Visby, Gotland, a Swedish treasure
Whether you’re looking for history, nature, culture, good food or just want to relax on the beach, the town of Visby, on the island of Gotland, has it all. Located in the Baltic Sea, this fairy-tale town is a national treasure. It’s also a UNESCO World Heritage Site, characterised as having “outstanding universal value.”
This well-preserved medieval Hanseatic town dates back to the 12th century and contains a number of remarkable church ruins from the period such as the St Clemens, St Nicolai and Drottens ruins, or the St Karin church ruin with its high arches. Visby boasts a number of historic churches as well, including the Sankta Maria Cathedral built at the end of the 12th century.
Visby also has a well-preserved 3.5 kilometre long medieval ring wall with many of its original towers from the 1200s still intact. The wall encircles the centre of Visby and was originally built for protection against both foreign enemies and Swedish assailants from the countryside.
Along the streets of the town are more than 200 buildings and homes dating back to between the 12th and 14th centuries. The Gotland Museum’s Fornsalen (Hall of Antiquities) contains a number of archaeological finds dating back to Viking times. A visit here will help put the town’s long and fascinating history into perspective.
Every summer, Visby celebrates Medieval Week (Medeltidsveckan) with its lively market including music and theatre. All in all, there are some 500 events. It’s the biggest medieval festival in northern Europe and a lively event where people dress up in costumes and recreate life in medieval days. It’s a lively experience for visitors of all ages.
Gotland is an island in the Baltic Sea approximately 90 km off the eastern coast of Sweden. It has been inhabited for a long time, probably dating back to the Stone Age. Today there are more than 40,000 ancient sites to be found on Gotland, and the main town, Visby, with its medieval walls, has been named a UNESCO World Heritage Site.
Photo: Jerker Andersson/imagebank.sweden.se
PRACTICAL INFORMATION BEFORE YOUR TRIP TO VISBY
From saffron pancakes to truffles
While Visby is at its liveliest in the spring and summer months, there is plenty to do at any time of the year, not least visiting its many excellent restaurants, bars and cosy cafés. As in the rest of Sweden, “fika” is a popular pastime. Gotland has its own brews of coffee and tea that are served with delicious homemade goods, such as the island’s traditional saffron pancake with berries and cream.

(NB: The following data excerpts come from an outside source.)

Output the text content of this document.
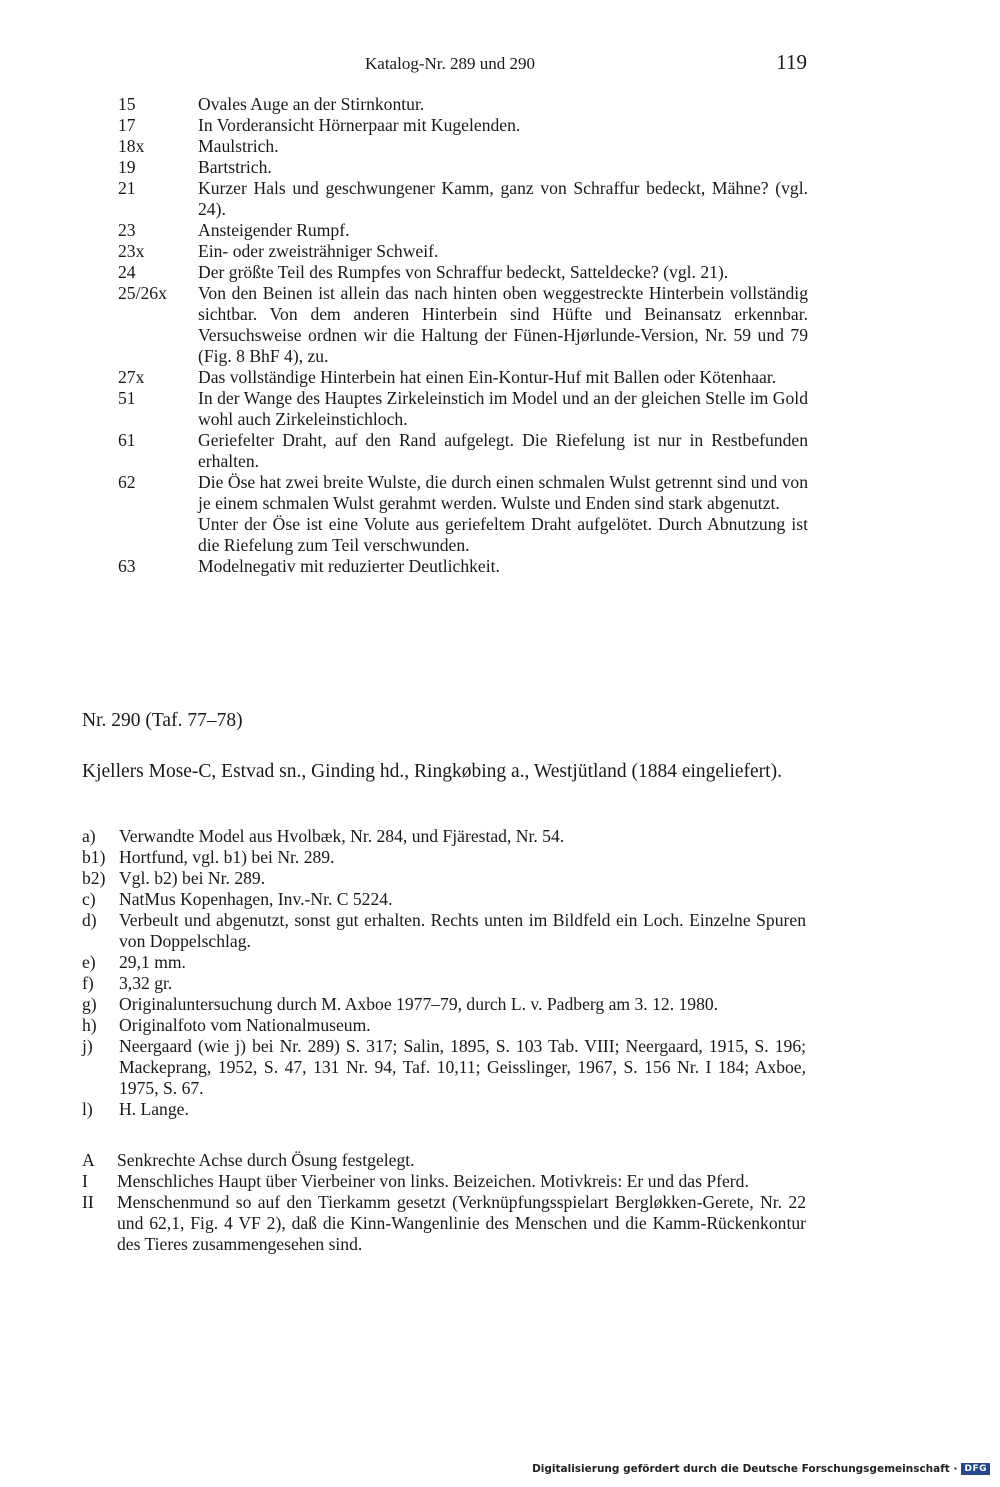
Katalog-Nr. 289 und 290	119
15	Ovales Auge an der Stirnkontur.
17	In Vorderansicht Hörnerpaar mit Kugelenden.
18x	Maulstrich.
19	Bartstrich.
21	Kurzer Hals und geschwungener Kamm, ganz von Schraffur bedeckt, Mähne? (vgl. 24).
23	Ansteigender Rumpf.
23x	Ein- oder zweisträhniger Schweif.
24	Der größte Teil des Rumpfes von Schraffur bedeckt, Satteldecke? (vgl. 21).
25/26x	Von den Beinen ist allein das nach hinten oben weggestreckte Hinterbein vollständig sichtbar. Von dem anderen Hinterbein sind Hüfte und Beinansatz erkennbar. Versuchsweise ordnen wir die Haltung der Fünen-Hjørlunde-Version, Nr. 59 und 79 (Fig. 8 BhF 4), zu.
27x	Das vollständige Hinterbein hat einen Ein-Kontur-Huf mit Ballen oder Kötenhaar.
51	In der Wange des Hauptes Zirkeleinstich im Model und an der gleichen Stelle im Gold wohl auch Zirkeleinstichloch.
61	Geriefelter Draht, auf den Rand aufgelegt. Die Riefelung ist nur in Restbefunden erhalten.
62	Die Öse hat zwei breite Wulste, die durch einen schmalen Wulst getrennt sind und von je einem schmalen Wulst gerahmt werden. Wulste und Enden sind stark abgenutzt.
Unter der Öse ist eine Volute aus geriefeltem Draht aufgelötet. Durch Abnutzung ist die Riefelung zum Teil verschwunden.
63	Modelnegativ mit reduzierter Deutlichkeit.
Nr. 290 (Taf. 77–78)
Kjellers Mose-C, Estvad sn., Ginding hd., Ringkøbing a., Westjütland (1884 eingeliefert).
a)	Verwandte Model aus Hvolbæk, Nr. 284, und Fjärestad, Nr. 54.
b1) Hortfund, vgl. b1) bei Nr. 289.
b2) Vgl. b2) bei Nr. 289.
c)	NatMus Kopenhagen, Inv.-Nr. C 5224.
d)	Verbeult und abgenutzt, sonst gut erhalten. Rechts unten im Bildfeld ein Loch. Einzelne Spuren von Doppelschlag.
e)	29,1 mm.
f)	3,32 gr.
g)	Originaluntersuchung durch M. Axboe 1977–79, durch L. v. Padberg am 3. 12. 1980.
h)	Originalfoto vom Nationalmuseum.
j)	Neergaard (wie j) bei Nr. 289) S. 317; Salin, 1895, S. 103 Tab. VIII; Neergaard, 1915, S. 196; Mackeprang, 1952, S. 47, 131 Nr. 94, Taf. 10,11; Geisslinger, 1967, S. 156 Nr. I 184; Axboe, 1975, S. 67.
l)	H. Lange.
A	Senkrechte Achse durch Ösung festgelegt.
I	Menschliches Haupt über Vierbeiner von links. Beizeichen. Motivkreis: Er und das Pferd.
II	Menschenmund so auf den Tierkamm gesetzt (Verknüpfungsspielart Bergløkken-Gerete, Nr. 22 und 62,1, Fig. 4 VF 2), daß die Kinn-Wangenlinie des Menschen und die Kamm-Rückenkontur des Tieres zusammengesehen sind.
Digitalisierung gefördert durch die Deutsche Forschungsgemeinschaft · DFG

The lime-rich soil of Gotland and a favourable climate contribute to plenty of fresh, local produce. If you happen to be in Visby in the early spring, asparagus will be on the menu in all forms.
Truffles grow on the island as well and if you’re a fan, you won’t want to miss the late autumn months, when truffles appear on restaurant menus and in shops. If you happen to be on Gotland in November, there are also tastings, truffle hunts and lectures arranged by the island’s truffle academy.
An abundance of lamb on Gotland means you’ll find lamb dishes served in many restaurants, along with tasty local sausages, venison and more. Smoked salmon, flounder and herring are also popular. There are plenty of options for vegetarians and vegans too.
Home-grown brews and treats
You might want to wash the food down with beers like Wisby Pils and Sleepy Bulldog from the local Visby brewery.
If you enjoy spicing up your own cooking, don’t miss Krusmyntagården, which has all kinds of spices and herbs, and beautifully packaged gifts to take home. Kränku Te & Kaffe sells tea, coffee and sweets in a charming, old-fashioned shop. Try their own tea blend called “Andre Kåppen” (Second Cup) the name hinting that you’ll want another cup. Lilla Bjers Gårdsbutik sells freshly harvested and ecologically grown farm goods as well as carefully selected ecological products like olive oil and chocolate.
Beaches and scenery
With its 800 kilometres of coastline, Gotland offers plenty of picturesque spots for relaxing and bathing. There are four beaches within just five kilometres of central Visby and a beach promenade makes it easy to cycle there. If you feel like going a little further afield, head for the popular Tofta Beach, located 20 kilometres south of Visby. It is accessible by road or on a designated bike path.
Gotland has more than 100 nature reserves including Brucebo just north of Visby and Ekstakusten to the south. The island’s scenery ranges from dramatic rock formations and barren landscapes to lush vegetation and sunny meadows. And as always in Visby, there is the presence of the mesmerising sea.
Beach on Gotland
Gotland offers sandy beaches with sand dunes.
Photo: Destination Gotland
Almedalen Week - 'Almedalsveckan'
Swedish political parties, journalists, influential people and mere mortals gather in Visby to discuss politics and attend seminars, speeches and other political activities as well as some festive events. The Almedalen Week is always carried out in week 27.
Every year in week 32, the Middle Ages return to Gotland and the once powerful Hanseatic city of Visby. Up to 40.000 visitors celebrates the festival Medeltidsveckan with theatre, markets, crafts, tower games, music performances, lectures and other events.